Can Next Release of SQL Server Bring BI To Masses?
When Microsoft outlined its BI strategy
for future releases of SQL Server at its Business Intelligence Conference 2008 in Seattle last week, the company put forth an ambitious road map that looks to broaden the reach of its data management platform.
Ted Kummert, corporate vice president of Microsoft's Data and Platform Storage division showcased three efforts in play. First is the next release of SQL Server, code-named "Kilimanjaro," due out in 2010 and intended to further penetrate the enterprise database market owned by Oracle and IBM.
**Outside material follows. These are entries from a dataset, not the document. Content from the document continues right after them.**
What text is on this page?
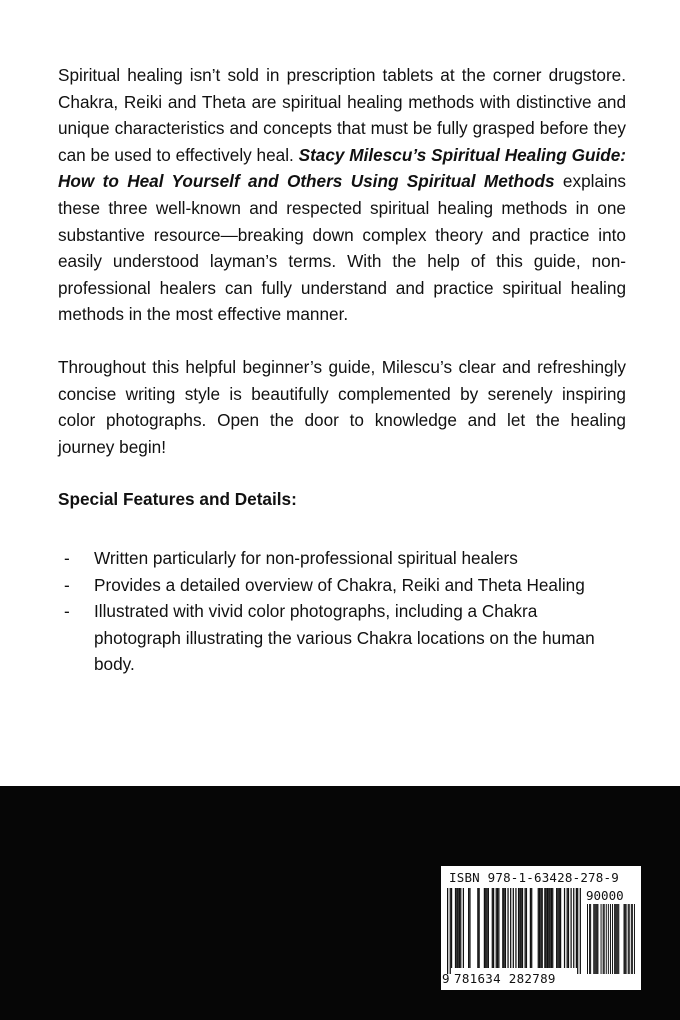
Spiritual healing isn’t sold in prescription tablets at the corner drugstore. Chakra, Reiki and Theta are spiritual healing methods with distinctive and unique characteristics and concepts that must be fully grasped before they can be used to effectively heal. Stacy Milescu’s Spiritual Healing Guide: How to Heal Yourself and Others Using Spiritual Methods explains these three well-known and respected spiritual healing methods in one substantive resource—breaking down complex theory and practice into easily understood layman’s terms. With the help of this guide, non-professional healers can fully understand and practice spiritual healing methods in the most effective manner.

Throughout this helpful beginner’s guide, Milescu’s clear and refreshingly concise writing style is beautifully complemented by serenely inspiring color photographs. Open the door to knowledge and let the healing journey begin!

Special Features and Details:

- Written particularly for non-professional spiritual healers
- Provides a detailed overview of Chakra, Reiki and Theta Healing
- Illustrated with vivid color photographs, including a Chakra photograph illustrating the various Chakra locations on the human body.
ISBN 978-1-63428-278-9
90000
9 781634 282789
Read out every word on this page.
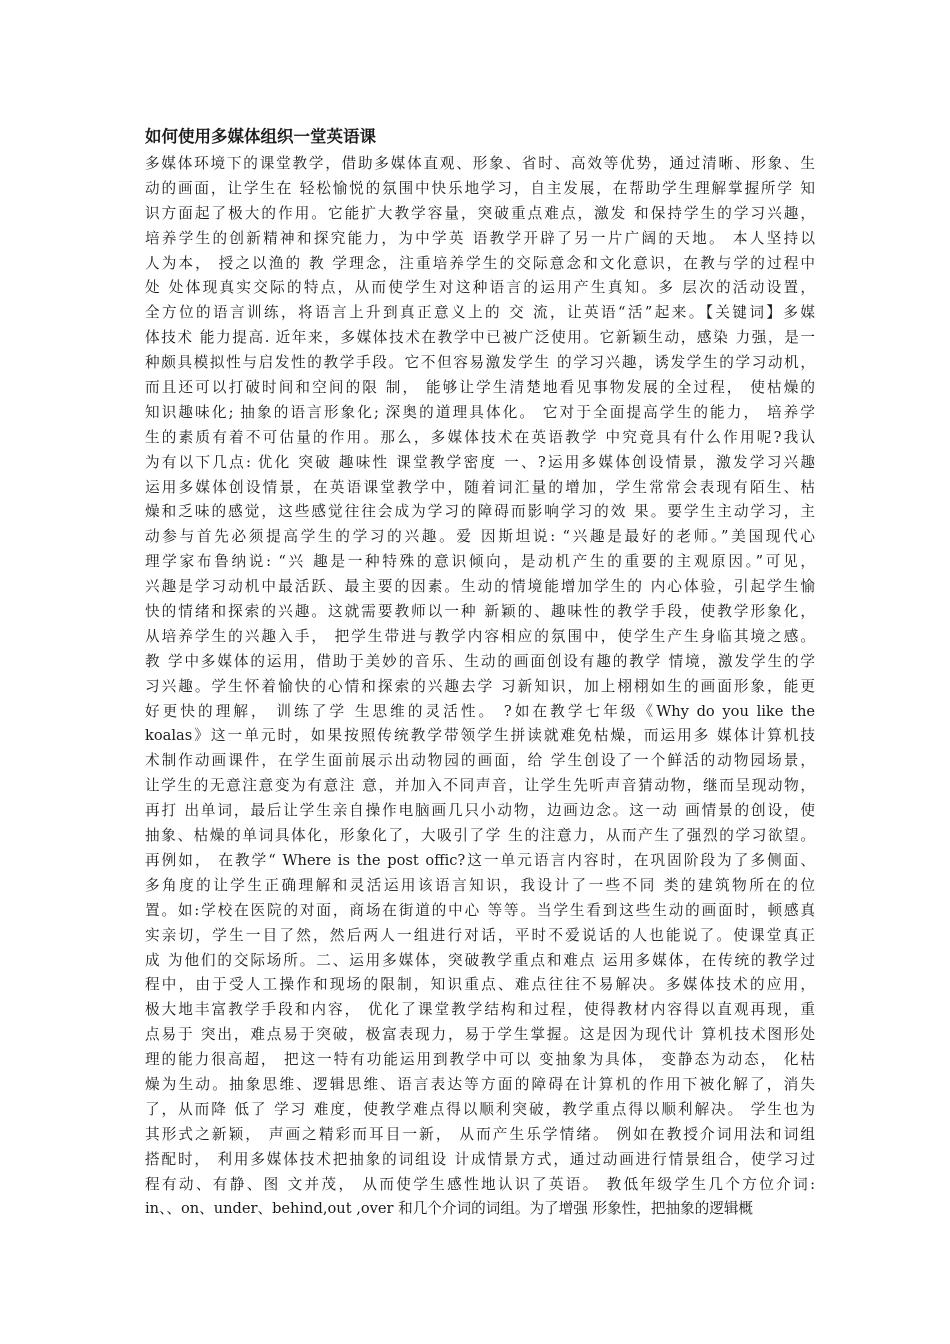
如何使用多媒体组织一堂英语课
多媒体环境下的课堂教学，借助多媒体直观、形象、省时、高效等优势，通过清晰、形象、生
动的画面，让学生在 轻松愉悦的氛围中快乐地学习，自主发展，在帮助学生理解掌握所学 知
识方面起了极大的作用。它能扩大教学容量，突破重点难点，激发 和保持学生的学习兴趣，
培养学生的创新精神和探究能力，为中学英 语教学开辟了另一片广阔的天地。 本人坚持以
人为本， 授之以渔的 教 学理念，注重培养学生的交际意念和文化意识，在教与学的过程中
处 处体现真实交际的特点，从而使学生对这种语言的运用产生真知。多 层次的活动设置，
全方位的语言训练，将语言上升到真正意义上的 交 流，让英语“活”起来。【关键词】多媒
体技术 能力提高. 近年来，多媒体技术在教学中已被广泛使用。它新颖生动，感染 力强，是一
种颇具模拟性与启发性的教学手段。它不但容易激发学生 的学习兴趣，诱发学生的学习动机，
而且还可以打破时间和空间的限 制， 能够让学生清楚地看见事物发展的全过程， 使枯燥的
知识趣味化; 抽象的语言形象化; 深奥的道理具体化。 它对于全面提高学生的能力， 培养学
生的素质有着不可估量的作用。那么，多媒体技术在英语教学 中究竟具有什么作用呢?我认
为有以下几点: 优化 突破 趣味性 课堂教学密度 一、?运用多媒体创设情景，激发学习兴趣
运用多媒体创设情景，在英语课堂教学中，随着词汇量的增加，学生常常会表现有陌生、枯
燥和乏味的感觉，这些感觉往往会成为学习的障碍而影响学习的效 果。要学生主动学习，主
动参与首先必须提高学生的学习的兴趣。爱 因斯坦说: “兴趣是最好的老师。”美国现代心
理学家布鲁纳说: “兴 趣是一种特殊的意识倾向，是动机产生的重要的主观原因。”可见，
兴趣是学习动机中最活跃、最主要的因素。生动的情境能增加学生的 内心体验，引起学生愉
快的情绪和探索的兴趣。这就需要教师以一种 新颖的、趣味性的教学手段，使教学形象化，
从培养学生的兴趣入手， 把学生带进与教学内容相应的氛围中，使学生产生身临其境之感。
教 学中多媒体的运用，借助于美妙的音乐、生动的画面创设有趣的教学 情境，激发学生的学
习兴趣。学生怀着愉快的心情和探索的兴趣去学 习新知识，加上栩栩如生的画面形象，能更
好更快的理解， 训练了学 生思维的灵活性。 ?如在教学七年级《Why do you like the
koalas》这一单元时，如果按照传统教学带领学生拼读就难免枯燥，而运用多 媒体计算机技
术制作动画课件，在学生面前展示出动物园的画面，给 学生创设了一个鲜活的动物园场景，
让学生的无意注意变为有意注 意，并加入不同声音，让学生先听声音猜动物，继而呈现动物，
再打 出单词，最后让学生亲自操作电脑画几只小动物，边画边念。这一动 画情景的创设，使
抽象、枯燥的单词具体化，形象化了，大吸引了学 生的注意力，从而产生了强烈的学习欲望。
再例如， 在教学“ Where is the post offic?这一单元语言内容时，在巩固阶段为了多侧面、
多角度的让学生正确理解和灵活运用该语言知识，我设计了一些不同 类的建筑物所在的位
置。如:学校在医院的对面，商场在街道的中心 等等。当学生看到这些生动的画面时，顿感真
实亲切，学生一目了然，然后两人一组进行对话，平时不爱说话的人也能说了。使课堂真正
成 为他们的交际场所。二、运用多媒体，突破教学重点和难点 运用多媒体，在传统的教学过
程中，由于受人工操作和现场的限制，知识重点、难点往往不易解决。多媒体技术的应用，
极大地丰富教学手段和内容， 优化了课堂教学结构和过程，使得教材内容得以直观再现，重
点易于 突出，难点易于突破，极富表现力，易于学生掌握。这是因为现代计 算机技术图形处
理的能力很高超， 把这一特有功能运用到教学中可以 变抽象为具体， 变静态为动态， 化枯
燥为生动。抽象思维、逻辑思维、语言表达等方面的障碍在计算机的作用下被化解了，消失
了，从而降 低了 学习 难度，使教学难点得以顺利突破，教学重点得以顺利解决。 学生也为
其形式之新颖， 声画之精彩而耳目一新， 从而产生乐学情绪。 例如在教授介词用法和词组
搭配时， 利用多媒体技术把抽象的词组设 计成情景方式，通过动画进行情景组合，使学习过
程有动、有静、图 文并茂， 从而使学生感性地认识了英语。 教低年级学生几个方位介词:
in、、on、under、behind,out ,over 和几个介词的词组。为了增强 形象性，把抽象的逻辑概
Second is Project "Gemini," a set of tools Microsoft is developing with the aim of bringing BI to a wider audience of information workers. The third project he outlined was Madison, aimed at taking the technology Microsoft acquired from DATAllegro, an Aliso Viejo, Calif.-based provider of data warehouse appliances and developing its own to be sold as hardware.
In addition to trying to up the ante with enterprise deployments, perhaps more notable about Kilimanjaro is that "it signifies a greater emphasis towards supporting the needs of end users by leveraging the capabilities of SQL Server and the ubiquity of Excel," writes Ovum senior analyst Helena Schwenk in a bulletin to clients.
"These are unchartered waters for Microsoft," Schwenk warns. "While Excel is a pervasive BI tool, it has certain technical limitations that prevent it from being used as a full-blown reporting and analysis tool."
Despite the challenge, the next release of SQL Server promises to address these limitations, she adds. If Microsoft makes its delivery goals and can price it competitively, Schwenk believes Microsoft could make further inroads into the BI market at the expense of other BI vendors.
Still, IBM, Oracle and SAP aren't sitting still. With all three having made huge acquisitions over the past year, the battle to broaden BI is still at an early state of evolution.